Tout de sa personnalité et de ses réalisations l’appelle alors vers un tel destin. Car bien avant la politique, Marcel Masse s’est révélé un homme d’action extrêmement productif. À vrai dire, comprendre qui il était au seuil de son militantisme éclaire si parfaitement ses motivations ultérieures que je me permets un petit détour au chapitre de nos jeunes années.
Ainsi, vers 1958, soit peu de temps après notre première rencontre, je saisis que ce brillant universitaire, passionné d’histoire et de politique, mais aussi de culture et de langue française, est un véritable boulimique de la connaissance. Il ne guérira d’ailleurs jamais de cette faim de savoir !

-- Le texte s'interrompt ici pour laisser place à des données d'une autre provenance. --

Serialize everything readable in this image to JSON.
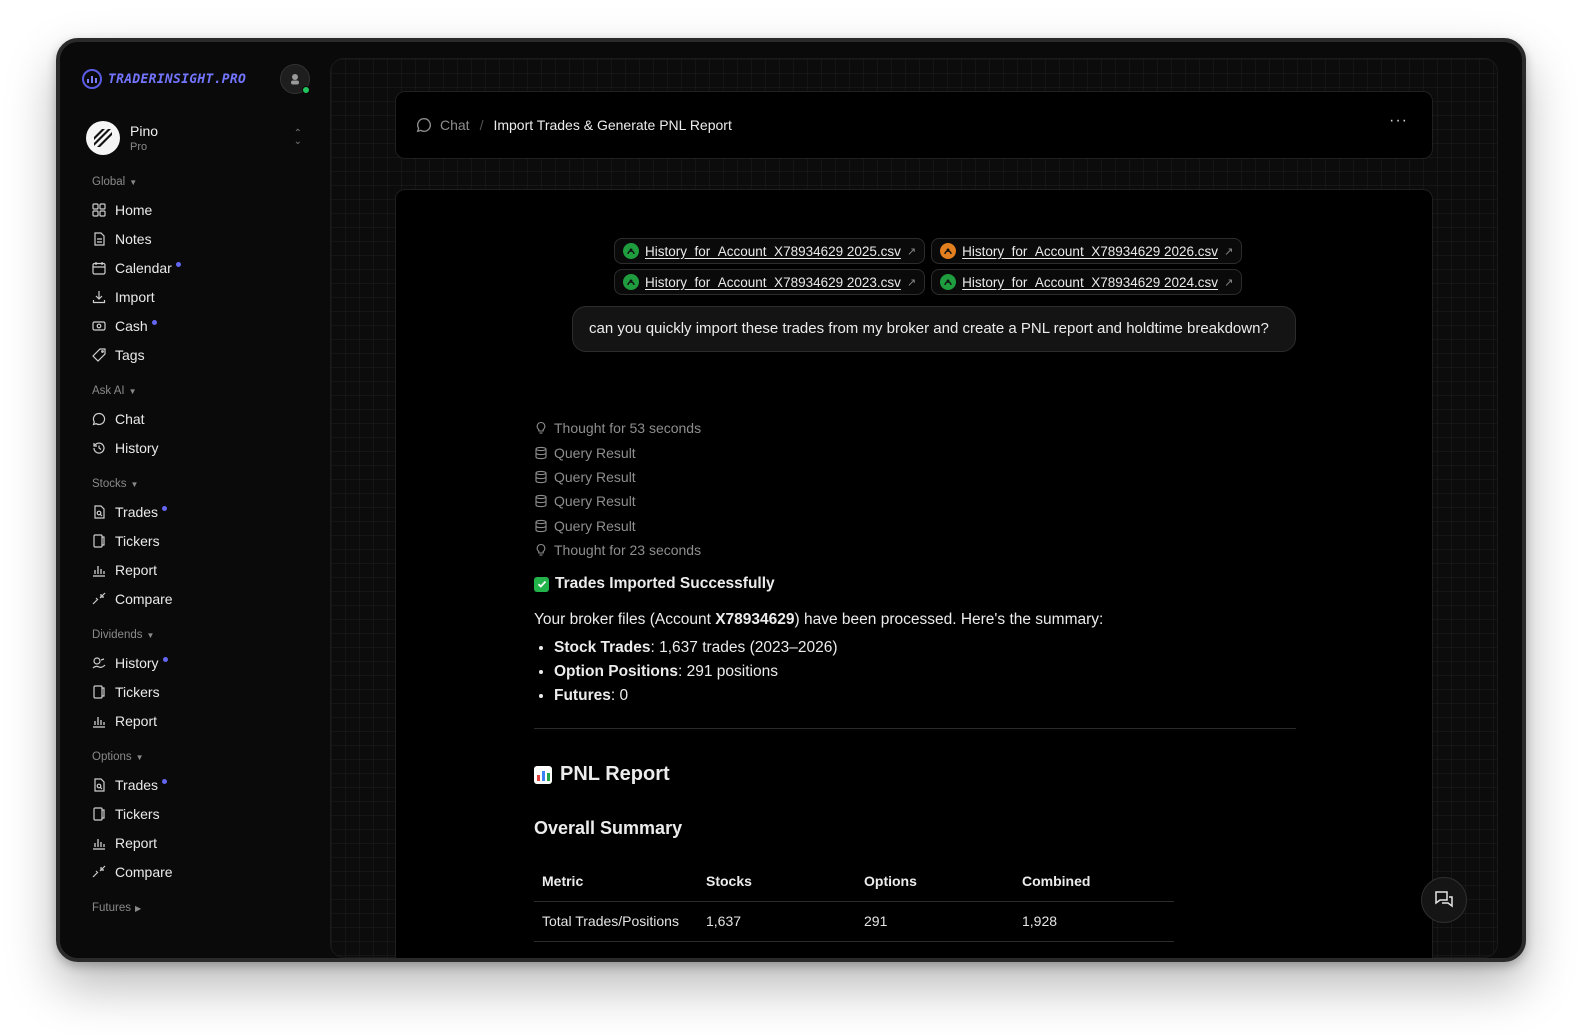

Pourtant, son esprit curieux et éveillé ne se cantonne pas dans des modèles théoriques, et encore moins dans l’immobilisme des conventions ou des traditions. En fait, il croit fermement au changement dans l’action. Prendre acte du passé pour aller vers l’avant : voilà ce qu’est déjà le modus operandi de ses interventions, l’essence de sa vie active présente et à venir.

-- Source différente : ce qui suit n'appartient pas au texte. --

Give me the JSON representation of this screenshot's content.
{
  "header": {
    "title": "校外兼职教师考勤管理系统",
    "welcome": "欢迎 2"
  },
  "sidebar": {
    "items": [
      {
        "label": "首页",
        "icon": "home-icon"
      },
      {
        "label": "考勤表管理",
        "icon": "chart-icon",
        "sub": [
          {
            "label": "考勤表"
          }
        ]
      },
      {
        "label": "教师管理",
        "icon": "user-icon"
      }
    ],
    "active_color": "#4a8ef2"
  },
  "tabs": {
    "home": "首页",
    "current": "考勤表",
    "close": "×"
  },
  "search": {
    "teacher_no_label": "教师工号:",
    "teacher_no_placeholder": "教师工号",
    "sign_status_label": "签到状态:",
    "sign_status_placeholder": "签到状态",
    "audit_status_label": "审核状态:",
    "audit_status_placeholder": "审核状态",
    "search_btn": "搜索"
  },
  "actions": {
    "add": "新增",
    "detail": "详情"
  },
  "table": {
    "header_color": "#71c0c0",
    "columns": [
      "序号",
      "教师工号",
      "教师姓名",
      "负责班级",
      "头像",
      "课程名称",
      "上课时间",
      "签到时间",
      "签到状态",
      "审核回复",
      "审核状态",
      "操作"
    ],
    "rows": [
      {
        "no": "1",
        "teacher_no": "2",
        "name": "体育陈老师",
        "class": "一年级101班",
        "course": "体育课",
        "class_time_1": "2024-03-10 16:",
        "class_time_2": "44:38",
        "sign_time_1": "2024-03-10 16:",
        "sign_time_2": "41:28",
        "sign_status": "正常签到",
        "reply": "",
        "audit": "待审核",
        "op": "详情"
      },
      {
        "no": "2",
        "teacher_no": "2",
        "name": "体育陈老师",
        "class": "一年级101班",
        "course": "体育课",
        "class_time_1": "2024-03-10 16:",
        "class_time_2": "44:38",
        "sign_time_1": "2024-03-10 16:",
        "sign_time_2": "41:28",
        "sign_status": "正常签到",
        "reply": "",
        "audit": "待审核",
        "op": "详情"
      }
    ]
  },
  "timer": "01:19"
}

Il lit, compare et analyse les thèses, en discute et… agit. À ses côtés, j’apprends à découvrir ses maîtres à penser : Maurice Séguin, Michel Brunet, Tibor Mende, Lester B. Pearson, pour n’en nommer que quelques-uns ! Personnage clé dans mes réflexions, Marcel Masse se montre généreux dans le partage de son savoir et de ses interrogations.
À la fin de ses études, en 1962, personne ne s’étonne que ce fils de chirurgien opte pour l’enseignement dans une école publique au secondaire, tout en acceptant de représenter syndicalement ses pairs. Car dans son travail comme à la SSJB du diocèse de Joliette, où il est élu président en 1964 après avoir assuré la direction du comité d’orientation, il favorise une démocratisation des connaissances. L’information doit circuler librement, sans barrières de classes sociales, affirme-t-il. Mais une démocratisation des structures lui importe tout autant. En encourageant de la sorte l’ouverture à d’autres manières de penser et d’agir, il espère ultimement faire progresser les mentalités d’une « vieille garde », encore empoussiérées malgré la Révolution tranquille déjà en route.

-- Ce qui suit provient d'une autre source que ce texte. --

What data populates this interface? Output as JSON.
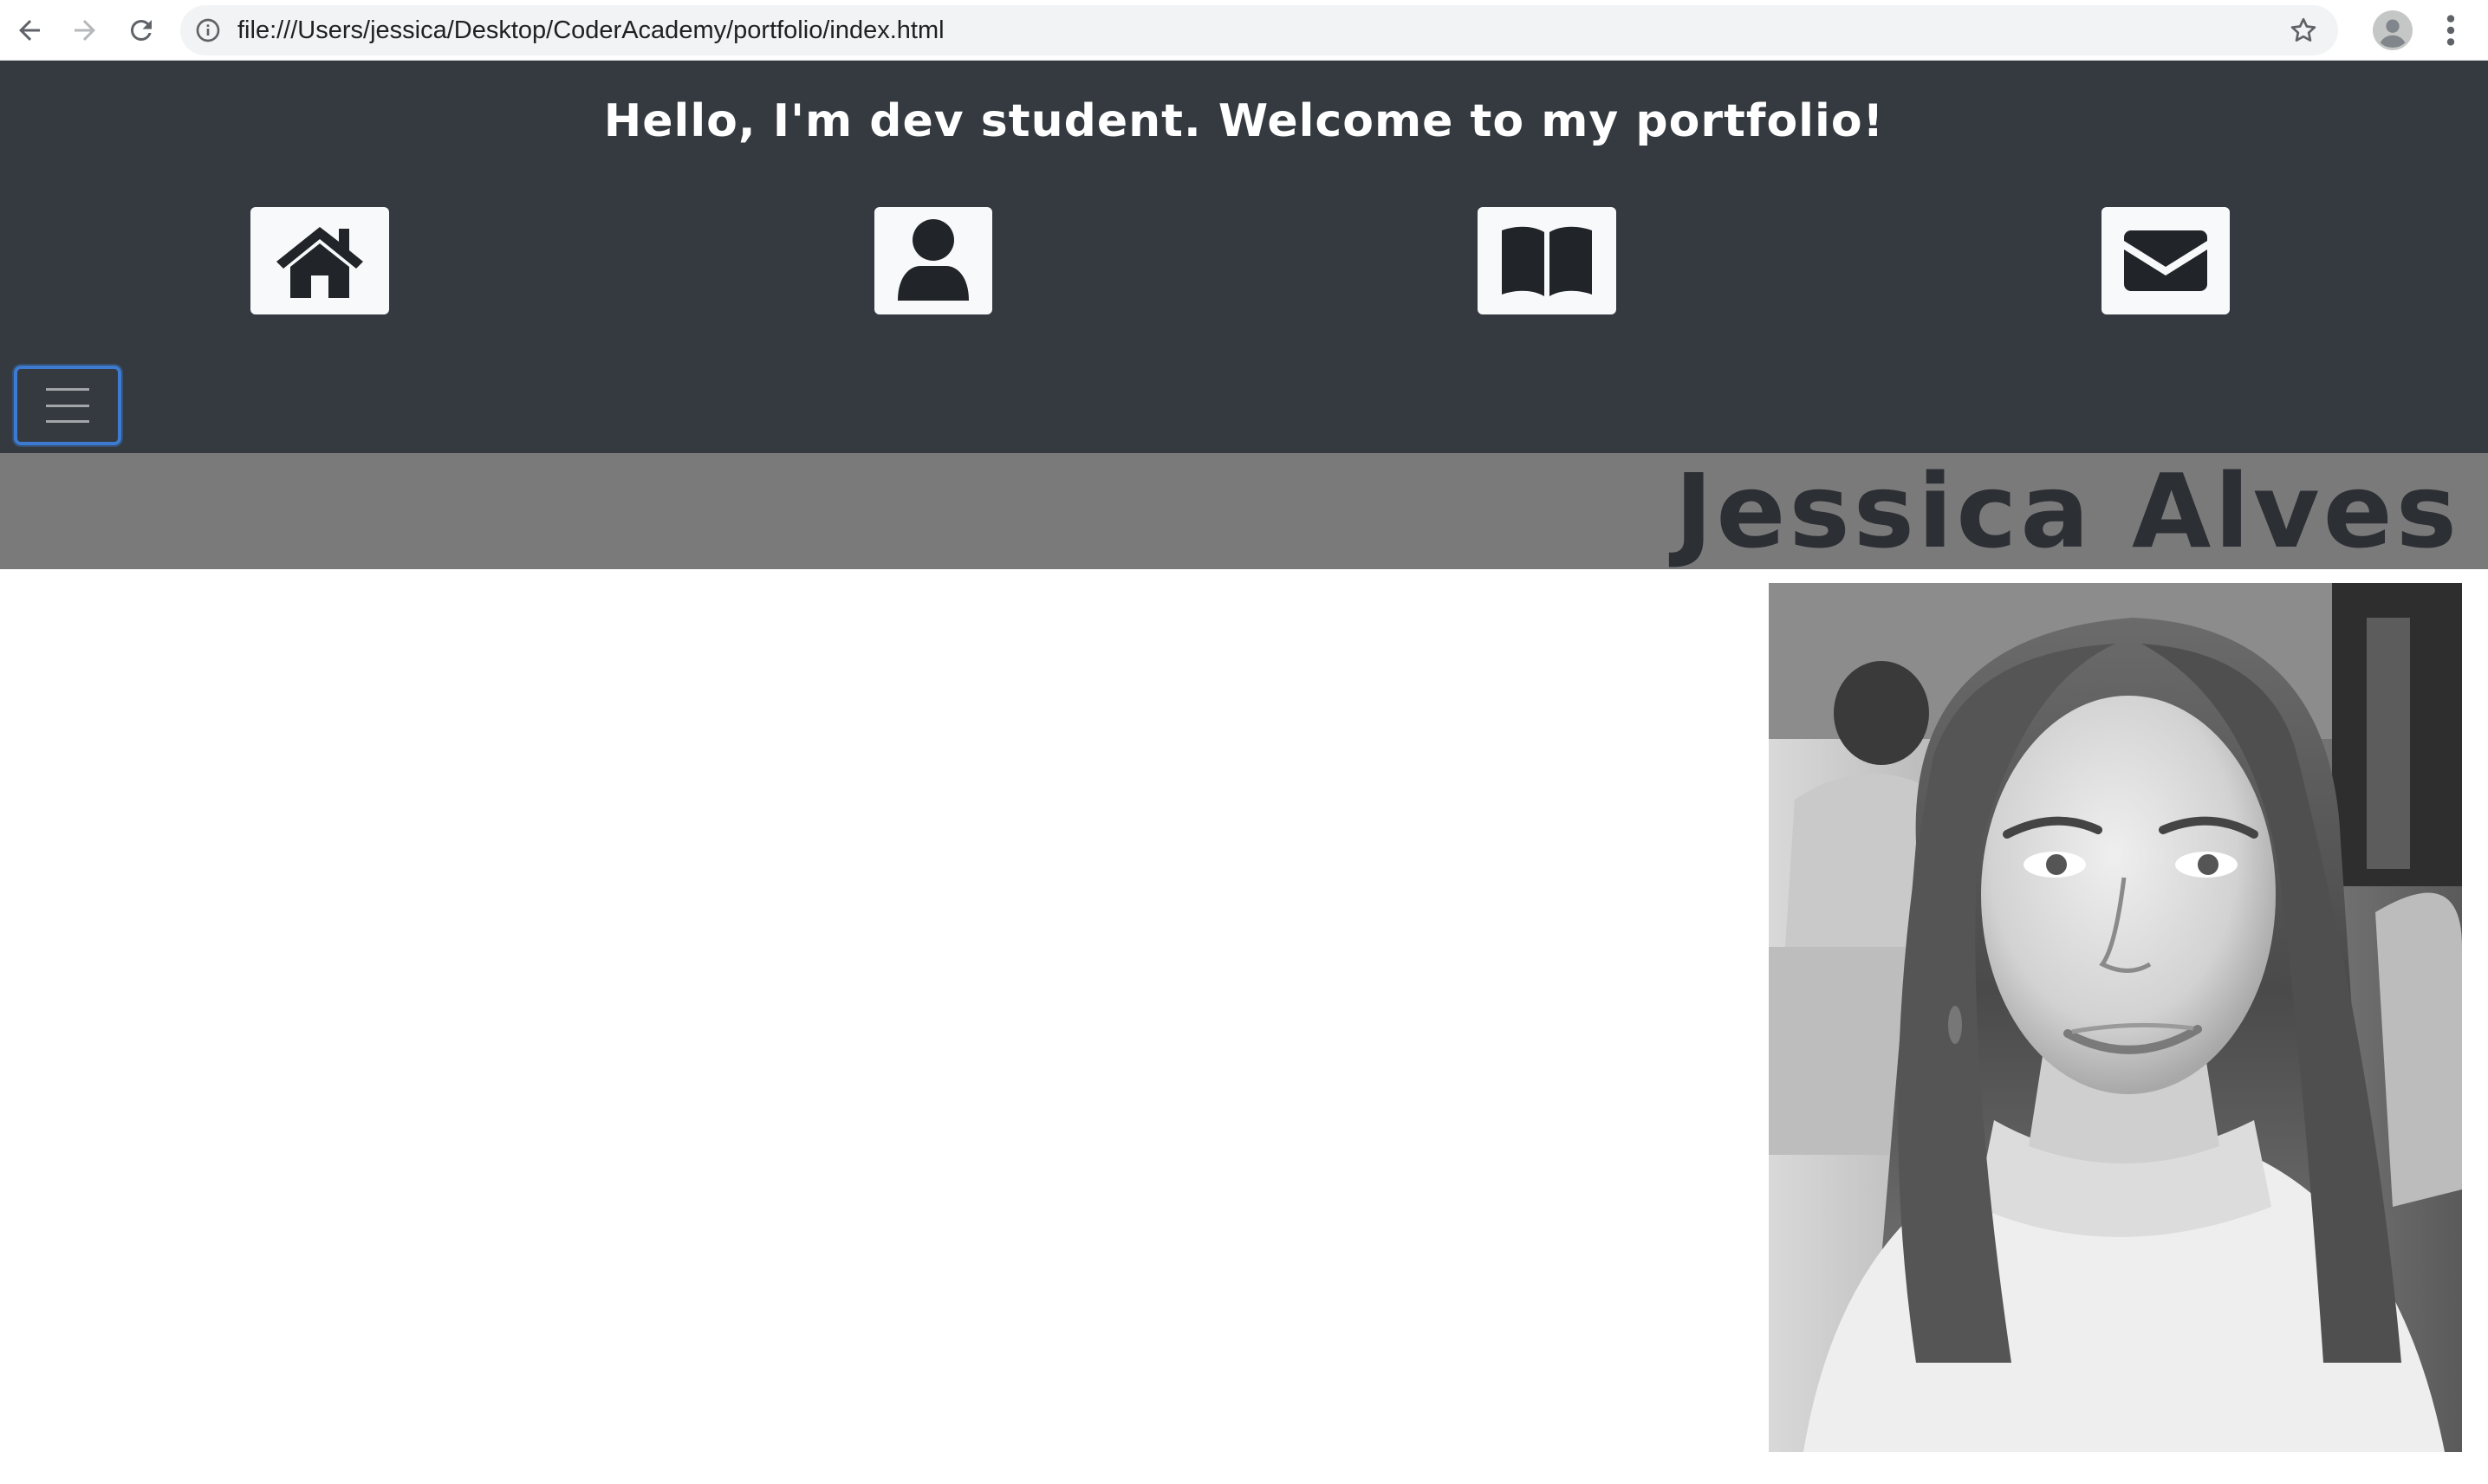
{
  "browser": {
    "url": "file:///Users/jessica/Desktop/CoderAcademy/portfolio/index.html",
    "icons": [
      "back-arrow-icon",
      "forward-arrow-icon",
      "reload-icon",
      "info-icon",
      "star-icon",
      "profile-avatar-icon",
      "kebab-menu-icon"
    ]
  },
  "header": {
    "greeting": "Hello, I'm dev student. Welcome to my portfolio!",
    "nav_icons": [
      "home-icon",
      "user-icon",
      "book-icon",
      "envelope-icon"
    ],
    "background_color": "#343a40",
    "icon_tile_color": "#f8f9fa"
  },
  "navbar_toggler": {
    "icon": "hamburger-menu-icon",
    "focus_color": "#3c7bd1"
  },
  "profile": {
    "name": "Jessica Alves",
    "name_bar_color": "#7b7a7b",
    "photo": "black-and-white portrait photo"
  }
}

Pour ce faire, il suscite le débat et incite à dépasser les évidences. Usant parfois de provocation, il n’a pas peur de placer quiconque, lui en premier, devant ses contradictions ou ses limites. À la SSJB, alors émissaire des volontés de l’Ordre de Jacques-Cartier, de nombreux membres le perçoivent comme rebelle et radical. Son approche est pourtant consensuelle. Très respectueux des processus démocratiques, il sait néanmoins se faire persuasif et stratégique en s’entourant des forces vives du milieu qui travailleront de concert avec lui, dont je suis. Il ouvre par ailleurs la porte à des conférenciers nationalistes, qu’ils soient fédéralistes ou indépendantistes. Car si l’idée d’un Québec souverain nous séduit, elle ne nous convainc pas encore totalement.
Durant cette période, sous la présidence et l’impulsion de Marcel Masse, de nombreux changements s’opèrent et de nouveaux modes d’intervention sont instaurés. Outre les mémoires écrits de sa plume et qui font œuvre d’éducation, les structures de l’organisme sont complètement réformées grâce à la création d’un conseil régional consultatif. La construction d’un siège social contribue également à rendre cette SSJB plus active et forte dans sa communauté. Syndicalement, en 1965, Marcel Masse participe aussi à la restructuration des associations d’enseignement de la région et s’active, auprès de Guy Chevrette, à la planification des prochaines négociations avec le gouvernement.
Par ailleurs, depuis le 16 novembre 1963, il a rédigé quelques discours et mémoires politiques pour Daniel Johnson rencontré chez Maurice Majeau, député de Joliette. Deux ans plus tard, impressionné par son fougueux et avisé poulain, le chef de l’Union nationale souhaite vivement l’intégrer à son équipe de candidats électoraux…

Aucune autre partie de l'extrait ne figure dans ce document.